Рыбьеног в панике припустил прочь от берега еще быстрее, выставив руки перед собой, и причитал:
– Я ничего не вижу, я ничего не вижу!
А Иккинг и Камикадза бежали за ним, выкрикивая:
– Не туда, Рыбьеног, не туда!
– ХА-ХА-ХА-ХА-ХА! – угорала толпа зрителей, расступаясь и пропуская бедного слепого Рыбьенога, чтоб и дальше ковылял по пляжу.
Наконец бедняга споткнулся о брошенные кем-то штаны, тут Иккингу удалось его нагнать и с помощью Камикадзы развернуть в сторону океана.
От всей этой истории Кровожадному Карасику было так стыдно, что он вошел в обжигающе-ледяную воду, где аж дыхание перехватывало от холода, почти с облегчением.
Сгорая от стыда, он не заметил, что случилось с его отцом и Большегрудой Бертой.
А случилось вот что. Стоик Обширный, Большегрудая Берта и Обжора Душегуб неторопливо входили в полосу прибоя. Все трое не сомневались в победе. Стоик позабыл о своем разочаровании в сыне, поскольку припомнил кое-что забавное.
– Вот что я скажу тебе, Берта, – прошептал он, дружески ткнув Бой-бабу в плечо, – давай договоримся, кто бы из нас ни выиграл, проучить Обжору. Загадаем ему такое желание: пусть пройдет на веслах через Угрюмое море в ванне с подштанниками на голове!
Большегрудая Берта ржала, пока слезы не потекли по ее волосатым щекам.
– В кои-то веки, Стоик, старый ты боров, – прогремела она, – тебя посетила хорошая идея! План, значит, такой…
Они как раз входили в воду, когда Обжора что-то хрюкнул своему помощнику. В глазах Проглота вспыхнул недобрый огонек, но он в изысканных выражениях перевел:
– Обжора невольно заметил, что вы используете старомодный ЖИР ТОЛСТОКРЫЛА – он держит холод и вполовину не так хорошо, как масло темно-претемно-лилового мясоклыка, которым намазан Обжора… Стоит нанести его на кожу, в жизни не замерзнешь. Держится до следующей зимы.

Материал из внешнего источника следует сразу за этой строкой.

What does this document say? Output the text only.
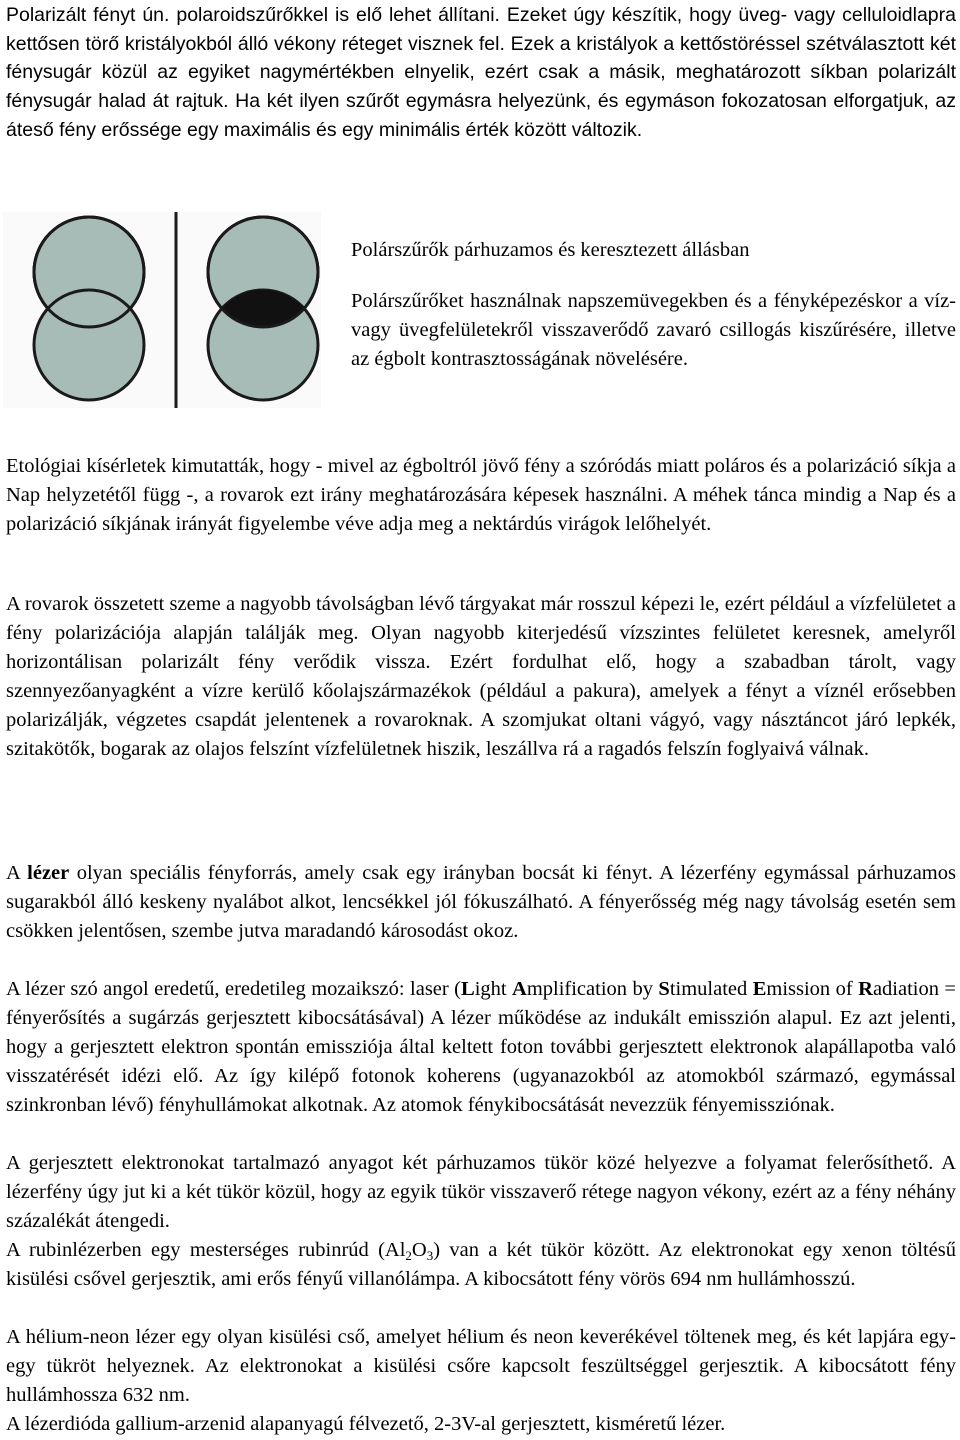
Polarizált fényt ún. polaroidszűrőkkel is elő lehet állítani. Ezeket úgy készítik, hogy üveg- vagy celluloidlapra kettősen törő kristályokból álló vékony réteget visznek fel. Ezek a kristályok a kettőstöréssel szétválasztott két fénysugár közül az egyiket nagymértékben elnyelik, ezért csak a másik, meghatározott síkban polarizált fénysugár halad át rajtuk. Ha két ilyen szűrőt egymásra helyezünk, és egymáson fokozatosan elforgatjuk, az áteső fény erőssége egy maximális és egy minimális érték között változik.
Polárszűrők párhuzamos és keresztezett állásban
Polárszűrőket használnak napszemüvegekben és a fényképezéskor a víz- vagy üvegfelületekről visszaverődő zavaró csillogás kiszűrésére, illetve az égbolt kontrasztosságának növelésére.
Etológiai kísérletek kimutatták, hogy - mivel az égboltról jövő fény a szóródás miatt poláros és a polarizáció síkja a Nap helyzetétől függ -, a rovarok ezt irány meghatározására képesek használni. A méhek tánca mindig a Nap és a polarizáció síkjának irányát figyelembe véve adja meg a nektárdús virágok lelőhelyét.
A rovarok összetett szeme a nagyobb távolságban lévő tárgyakat már rosszul képezi le, ezért például a vízfelületet a fény polarizációja alapján találják meg. Olyan nagyobb kiterjedésű vízszintes felületet keresnek, amelyről horizontálisan polarizált fény verődik vissza. Ezért fordulhat elő, hogy a szabadban tárolt, vagy szennyezőanyagként a vízre kerülő kőolajszármazékok (például a pakura), amelyek a fényt a víznél erősebben polarizálják, végzetes csapdát jelentenek a rovaroknak. A szomjukat oltani vágyó, vagy násztáncot járó lepkék, szitakötők, bogarak az olajos felszínt vízfelületnek hiszik, leszállva rá a ragadós felszín foglyaivá válnak.
A lézer olyan speciális fényforrás, amely csak egy irányban bocsát ki fényt. A lézerfény egymással párhuzamos sugarakból álló keskeny nyalábot alkot, lencsékkel jól fókuszálható. A fényerősség még nagy távolság esetén sem csökken jelentősen, szembe jutva maradandó károsodást okoz.
A lézer szó angol eredetű, eredetileg mozaikszó: laser (Light Amplification by Stimulated Emission of Radiation = fényerősítés a sugárzás gerjesztett kibocsátásával) A lézer működése az indukált emisszión alapul. Ez azt jelenti, hogy a gerjesztett elektron spontán emissziója által keltett foton további gerjesztett elektronok alapállapotba való visszatérését idézi elő. Az így kilépő fotonok koherens (ugyanazokból az atomokból származó, egymással szinkronban lévő) fényhullámokat alkotnak. Az atomok fénykibocsátását nevezzük fényemissziónak.
A gerjesztett elektronokat tartalmazó anyagot két párhuzamos tükör közé helyezve a folyamat felerősíthető. A lézerfény úgy jut ki a két tükör közül, hogy az egyik tükör visszaverő rétege nagyon vékony, ezért az a fény néhány százalékát átengedi.
A rubinlézerben egy mesterséges rubinrúd $(Al_2O_3)$ van a két tükör között. Az elektronokat egy xenon töltésű kisülési csővel gerjesztik, ami erős fényű villanólámpa. A kibocsátott fény vörös 694 nm hullámhosszú.
A hélium-neon lézer egy olyan kisülési cső, amelyet hélium és neon keverékével töltenek meg, és két lapjára egy-egy tükröt helyeznek. Az elektronokat a kisülési csőre kapcsolt feszültséggel gerjesztik. A kibocsátott fény hullámhossza 632 nm.
A lézerdióda gallium-arzenid alapanyagú félvezető, 2-3V-al gerjesztett, kisméretű lézer.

– Клянусь обрезками Торовых ногтей! – воскликнула Берта, окинув разочарованным взглядом свои лоснящиеся от зеленого жира телеса. – Я-то думала, у меня последний писк моды!
Стоик с восхищением и завистью таращился на сияющую лиловую грудь Обжоры. Обжоре было так тепло под слоем масла темно-претемно-лилового мясоклыка, что от его татуированной груди поднимался легкий парок и уносился ветром.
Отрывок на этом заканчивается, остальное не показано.